The money grows tax-free and it's all yours at retirement. Who knows what the tax rate on a Traditional IRA will be in the future? If you pass Roth IRA money on to your children, it won't be taxed. In short, the Roth IRA is a too-good-to-be-true tax break – grab it, especially if you're early in your career.
A Convenient Yardstick
Use the Annual Percentage Yield (APY) to determine how much your savings will earn in a year. APY includes compounding or earning interest on your interest. Ask the bank how often your money is compounded. If it's compounded daily, you'll do better than if it's compounded quarterly. You'll do better if your earnings are compounded monthly rather than at maturity.

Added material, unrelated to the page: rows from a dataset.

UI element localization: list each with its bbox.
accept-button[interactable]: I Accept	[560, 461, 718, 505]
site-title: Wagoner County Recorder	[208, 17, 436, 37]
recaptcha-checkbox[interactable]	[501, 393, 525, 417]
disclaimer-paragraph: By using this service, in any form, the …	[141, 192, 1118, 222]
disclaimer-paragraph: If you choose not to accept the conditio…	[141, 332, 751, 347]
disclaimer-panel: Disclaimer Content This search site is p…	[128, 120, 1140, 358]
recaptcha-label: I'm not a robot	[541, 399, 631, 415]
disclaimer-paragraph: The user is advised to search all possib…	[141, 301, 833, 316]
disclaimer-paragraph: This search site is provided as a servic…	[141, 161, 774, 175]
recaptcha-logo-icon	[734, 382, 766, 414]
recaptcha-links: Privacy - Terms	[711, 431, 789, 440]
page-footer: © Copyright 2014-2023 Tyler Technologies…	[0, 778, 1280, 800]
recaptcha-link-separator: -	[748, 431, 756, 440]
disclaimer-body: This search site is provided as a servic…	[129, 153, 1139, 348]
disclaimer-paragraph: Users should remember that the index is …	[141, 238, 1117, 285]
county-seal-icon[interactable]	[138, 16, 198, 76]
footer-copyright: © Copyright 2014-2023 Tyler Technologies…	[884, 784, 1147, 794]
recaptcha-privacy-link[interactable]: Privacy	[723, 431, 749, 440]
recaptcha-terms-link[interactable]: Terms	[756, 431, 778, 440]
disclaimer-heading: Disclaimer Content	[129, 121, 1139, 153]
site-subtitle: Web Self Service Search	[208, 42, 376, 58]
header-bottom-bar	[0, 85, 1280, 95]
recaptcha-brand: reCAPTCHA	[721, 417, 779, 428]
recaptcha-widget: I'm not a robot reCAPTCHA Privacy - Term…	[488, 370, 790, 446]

Some banks offer a slight increase in the interest rate paid on savings if you also maintain a checking account. Ask before opening a savings account. Don't be bashful about asking about extras, no matter how small. Banking is fiercely competitive – make the banks jump for your money.
Insuring Your Nest Egg
The Federal Deposit Insurance Corporation insures deposits up to $100,000 per depositor. If you exceed this amount, you may want to consider a Certificate of Deposit Account Registry Service – CDARS or "cedars" like the trees. In the program, your funds are split into amounts below the FDIC limit and divided among member banks to ensure FDIC coverage up to $30 million. (See: CDARS: Seeing the Forest For the Trees)
The Taxman Cometh
Interest earned on savings is taxed as income and must be declared when you file your income taxes. Each January, the bank will send you a statement of interest income earned during the preceding year. You must also supply the bank with a valid Social Security number to open a savings account.
How to Choose a Bank
Convenience may dictate opening a savings account at the same bank you use for checking, but always shop around for the best deal. A stuffy, hide-bound bank may still keep bankers' hours. If that doesn't match your needs, find a bank with extended daily and weekend hours. You'll also want a bank that has branches near your office and your home.

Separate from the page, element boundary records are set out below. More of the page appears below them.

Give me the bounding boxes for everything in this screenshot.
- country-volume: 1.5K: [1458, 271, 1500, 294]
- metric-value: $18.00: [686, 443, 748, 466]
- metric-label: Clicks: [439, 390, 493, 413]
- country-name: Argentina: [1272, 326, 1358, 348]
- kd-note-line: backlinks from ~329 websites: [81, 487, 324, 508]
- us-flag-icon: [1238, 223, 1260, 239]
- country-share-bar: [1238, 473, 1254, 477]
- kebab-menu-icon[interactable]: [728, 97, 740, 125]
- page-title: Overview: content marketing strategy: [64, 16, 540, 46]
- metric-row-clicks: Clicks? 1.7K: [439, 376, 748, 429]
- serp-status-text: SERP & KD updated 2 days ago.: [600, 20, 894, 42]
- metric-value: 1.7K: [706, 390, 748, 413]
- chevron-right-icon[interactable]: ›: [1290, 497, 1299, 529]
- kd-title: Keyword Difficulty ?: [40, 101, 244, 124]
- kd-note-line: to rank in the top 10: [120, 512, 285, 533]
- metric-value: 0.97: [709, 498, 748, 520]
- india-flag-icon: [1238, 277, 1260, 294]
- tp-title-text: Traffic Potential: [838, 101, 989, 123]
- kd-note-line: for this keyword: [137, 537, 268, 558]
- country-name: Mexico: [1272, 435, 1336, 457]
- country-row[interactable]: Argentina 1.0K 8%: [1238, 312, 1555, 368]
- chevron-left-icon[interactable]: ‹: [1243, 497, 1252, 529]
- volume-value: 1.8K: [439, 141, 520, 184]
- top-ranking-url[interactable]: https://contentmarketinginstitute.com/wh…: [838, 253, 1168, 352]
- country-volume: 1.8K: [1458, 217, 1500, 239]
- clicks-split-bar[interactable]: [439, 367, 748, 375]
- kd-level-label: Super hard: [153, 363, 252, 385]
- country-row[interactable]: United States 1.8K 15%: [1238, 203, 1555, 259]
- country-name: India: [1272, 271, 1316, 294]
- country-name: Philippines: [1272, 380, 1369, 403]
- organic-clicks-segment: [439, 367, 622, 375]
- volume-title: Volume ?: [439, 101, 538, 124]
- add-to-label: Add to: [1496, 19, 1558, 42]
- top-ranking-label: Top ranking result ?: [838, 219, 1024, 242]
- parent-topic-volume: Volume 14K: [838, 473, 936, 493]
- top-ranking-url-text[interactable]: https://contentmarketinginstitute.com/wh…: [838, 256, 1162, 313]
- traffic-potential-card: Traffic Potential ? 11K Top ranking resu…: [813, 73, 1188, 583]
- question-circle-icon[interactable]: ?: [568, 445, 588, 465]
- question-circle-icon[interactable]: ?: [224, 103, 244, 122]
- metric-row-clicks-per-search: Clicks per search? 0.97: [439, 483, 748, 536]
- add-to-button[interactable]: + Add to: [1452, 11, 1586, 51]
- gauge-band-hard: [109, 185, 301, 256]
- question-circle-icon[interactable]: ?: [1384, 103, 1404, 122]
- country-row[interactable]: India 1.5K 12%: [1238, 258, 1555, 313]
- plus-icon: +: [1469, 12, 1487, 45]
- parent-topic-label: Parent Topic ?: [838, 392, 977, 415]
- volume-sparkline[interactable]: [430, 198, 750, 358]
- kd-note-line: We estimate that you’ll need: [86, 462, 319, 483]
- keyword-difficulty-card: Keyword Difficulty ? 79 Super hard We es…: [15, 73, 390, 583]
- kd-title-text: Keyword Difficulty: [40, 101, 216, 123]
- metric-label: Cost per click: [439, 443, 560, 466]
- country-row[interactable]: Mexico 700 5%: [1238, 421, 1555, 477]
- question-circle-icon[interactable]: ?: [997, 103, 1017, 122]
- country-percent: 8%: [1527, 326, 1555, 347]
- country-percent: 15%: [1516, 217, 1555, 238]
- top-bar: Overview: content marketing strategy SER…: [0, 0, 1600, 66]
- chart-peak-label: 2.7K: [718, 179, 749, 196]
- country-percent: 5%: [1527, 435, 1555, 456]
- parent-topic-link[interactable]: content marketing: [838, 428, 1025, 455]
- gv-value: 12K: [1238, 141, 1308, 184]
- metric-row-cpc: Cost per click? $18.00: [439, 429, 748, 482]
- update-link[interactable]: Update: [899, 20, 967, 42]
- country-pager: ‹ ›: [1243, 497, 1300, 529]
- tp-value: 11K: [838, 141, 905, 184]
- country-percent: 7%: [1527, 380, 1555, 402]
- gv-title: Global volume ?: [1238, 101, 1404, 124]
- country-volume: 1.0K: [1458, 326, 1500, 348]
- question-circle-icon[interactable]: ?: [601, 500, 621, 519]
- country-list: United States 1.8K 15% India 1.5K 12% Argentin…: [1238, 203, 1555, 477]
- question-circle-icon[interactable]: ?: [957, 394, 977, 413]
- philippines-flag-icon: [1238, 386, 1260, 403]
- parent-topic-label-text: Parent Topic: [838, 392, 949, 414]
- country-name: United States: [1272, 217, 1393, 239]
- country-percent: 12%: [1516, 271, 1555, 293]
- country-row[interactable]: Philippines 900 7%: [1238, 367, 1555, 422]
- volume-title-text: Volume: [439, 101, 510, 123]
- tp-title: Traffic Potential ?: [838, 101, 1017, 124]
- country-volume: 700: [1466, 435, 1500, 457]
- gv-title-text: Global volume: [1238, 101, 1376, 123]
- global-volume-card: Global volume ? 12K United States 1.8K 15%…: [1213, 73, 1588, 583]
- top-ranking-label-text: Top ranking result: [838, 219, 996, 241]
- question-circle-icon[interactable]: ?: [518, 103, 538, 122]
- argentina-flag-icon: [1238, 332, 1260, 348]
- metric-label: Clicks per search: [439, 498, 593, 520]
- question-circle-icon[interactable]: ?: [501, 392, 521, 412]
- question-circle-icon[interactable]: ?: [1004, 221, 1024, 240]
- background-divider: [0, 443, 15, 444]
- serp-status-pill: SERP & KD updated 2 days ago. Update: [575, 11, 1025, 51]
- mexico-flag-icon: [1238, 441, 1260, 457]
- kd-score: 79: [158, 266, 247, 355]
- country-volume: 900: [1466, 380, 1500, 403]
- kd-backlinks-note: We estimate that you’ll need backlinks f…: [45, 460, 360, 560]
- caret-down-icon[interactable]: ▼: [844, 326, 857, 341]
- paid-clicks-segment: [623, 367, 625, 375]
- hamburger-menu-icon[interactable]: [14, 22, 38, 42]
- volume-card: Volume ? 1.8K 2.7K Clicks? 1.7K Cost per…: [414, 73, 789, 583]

If you maintain a minimum balance, often checking and savings combined, you can avoid most fees. Always read the terms of your account and ask about standard and special fees because, with a little planning, you can avoid them. There's no reason to pay any bank for the privilege of having your money or carrying its credit card.
An online bank may offer a slightly better interest rate than the brick-and-mortar bank on the corner, but consider convenience, including customer service, clearing and how long it takes to get your hands on your money. An online bank may be slow to credit your savings account with a large deposit. This is annoying and costs you money in lost interest.
Online brokers such as ING (ING), Charles Schwab (SCHW) and Fidelity might be a better alternative to Brand X online banks. Many brokers offer checking and savings accounts at attractive rates.
When looking for the best deal in a savings account always read the terms and shop around. Check with friends about a bank's reputation for customer service, but don't open an account at a bank just because that's where your friends stash their cash. When opening a savings account, revel in one of the great strengths of capitalism – competition – and get the deal the best meets your needs and goals.
"People have to learn how to live off less than they're making," Tignanelli says. "That's a foreign concept to an American because we like to live off 110% of our salary."